Economic long Covid: supply chain bottlenecks and rising shipping costs fuel inflation fears

Tue 6 Jul 2021
Posted by: William Barns-Graham
Trade News

covid shipping

The government yesterday (5 July) announced that most Covid-19 restrictions will end from 19 July but the impact of the pandemic on global supply chains could take years to resolve.

While the UK’s successful vaccine rollout has already significantly reduced the proportion of positive Covid cases ending up in hospitalisations or deaths, the virus continues to wreak havoc on a global level.

This and the backlog of supply chain issues still to be resolved from previous waves of the pandemic could impact global trade for some time to come, businesses and supply chain experts have warned.

Sickness shortages

Covid-related congestion at North European and Asian terminals continues to disrupt global liner schedules, reports the Loadstar.

Staff attendance at key ports continues to be impacted by quarantine measures and vaccine side-effects.

Hapag-Lloyd advised customers of staff shortages at both Antwerp and Rotterdam ports and said they couldn’t operate all their cranes due to “an unusually high number of workers reported as sick, partly related to Covid vaccination secondary effects”.

Knock-on effect

The knock-on effect of this is that delays are also being reported at Southampton, where scheduling issues have caused vessels to arrive back-to-back, preventing its workforce from having sufficient breaks between arrivals.

As a result, the port’s operators are having to increase the number of teams currently onboarding vessels.

Downward spiral

Maersk told Loadstar that the situation at Yantian, which was hit by its own Covid slowdown last month, was improving, but admitted that its knock-on effects continue to be felt across the supply chain.

“The yard density is down to 65%, pushing overall productivity to 85% of normal levels,” it said. “The congestion in Yantian is clearing up, but when one port is impacted it can become a downward spiral for neighbouring ports”.

Supply disruptions

The disruption to shipping schedules is increasing shipping costs and causing supply disruptions around the globe.

This is forcing companies to push up prices, said bosses of firms including Michelin and construction materials producer Saint-Gobain in the Irish Independent.

Michelin has raised tyre prices twice since the start of the year, said CEO Florent Menegaux, with the cost of shipping containers between Singapore and the US having quadrupled from $2,400 in 2019 to $9,800.

Air Liquide SA CEO Benoit Potier predicted that bottlenecks will take as long as two years to work themselves out.

Inflationary pressure

Goods shortages and supply bottlenecks are increasingly being blamed for rising costs, especially as demand surges with the lifting of Covid-19 restrictions in advanced economies, reports the Telegraph.
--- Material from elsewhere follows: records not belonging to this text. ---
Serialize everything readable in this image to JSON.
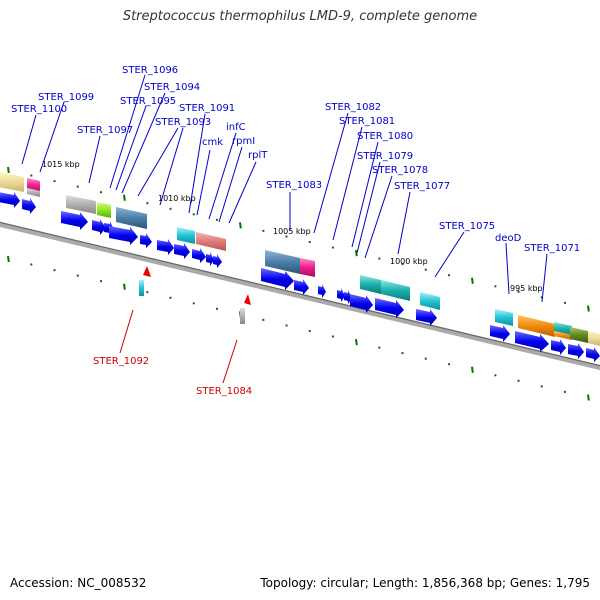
{
  "title": "Streptococcus thermophilus LMD-9, complete genome",
  "footer": {
    "accession": "Accession: NC_008532",
    "topology": "Topology: circular; Length: 1,856,368 bp; Genes: 1,795"
  },
  "colors": {
    "backbone": "#888888",
    "cds_arrow": "#0000ee",
    "forward_label": "#0000cc",
    "reverse_label": "#cc0000",
    "tick": "#007700"
  },
  "scale_labels": [
    "1015 kbp",
    "1010 kbp",
    "1005 kbp",
    "1000 kbp",
    "995 kbp"
  ],
  "forward_genes": [
    "STER_1100",
    "STER_1099",
    "STER_1097",
    "STER_1096",
    "STER_1095",
    "STER_1094",
    "STER_1093",
    "STER_1091",
    "cmk",
    "infC",
    "rpmI",
    "rplT",
    "STER_1083",
    "STER_1082",
    "STER_1081",
    "STER_1080",
    "STER_1079",
    "STER_1078",
    "STER_1077",
    "STER_1075",
    "deoD",
    "STER_1071"
  ],
  "reverse_genes": [
    "STER_1092",
    "STER_1084"
  ]
}
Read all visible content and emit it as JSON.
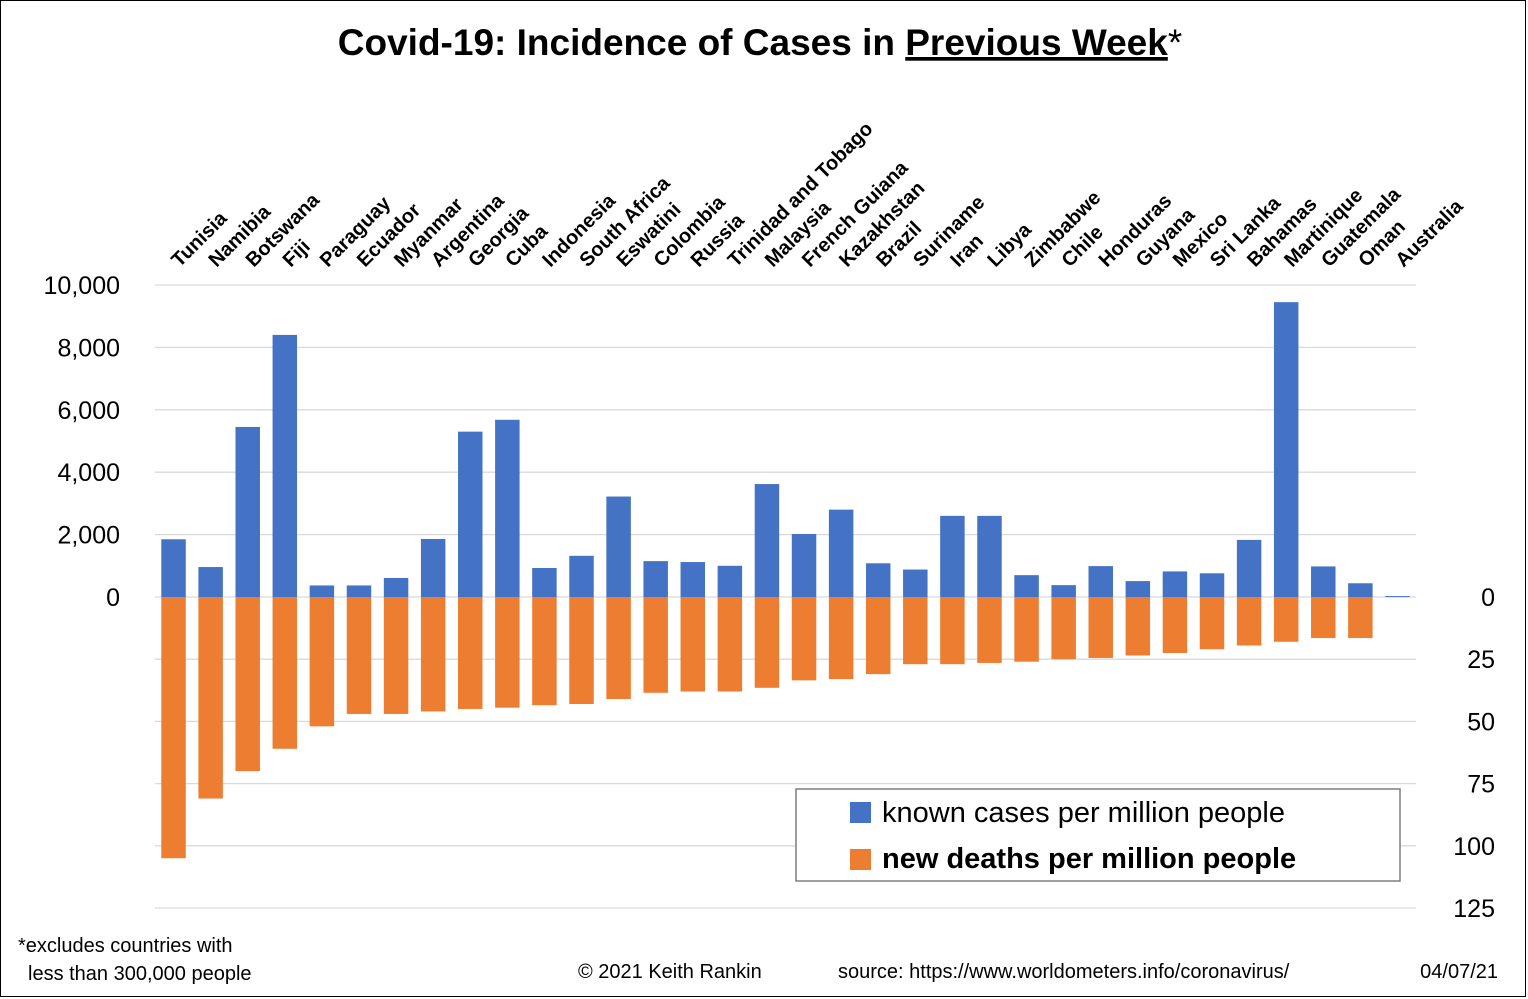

This in turn is leading to fears of inflation, with the Organisation for Economic Cooperation and Development (OECD) reporting that the rate of inflation among advanced economies was 3.8% over May, up from 3.3% in April.

'Everyone would lose'

Yesterday’s CIPS/IHS Markit monthly Purchasing Managers’ Index (PMI) for UK services also indicated that inflation is increasing, with data for June showing the sharpest escalation in price inflation for 25 years.

In recent days, the Bank of England chief economist Andy Haldane has warned that inflation could hit 4% this year, double the bank’s target.

The economist warned that "everyone would lose" from greater inflation unless early action was taken to prevent the need for an “economic handbrake turn”.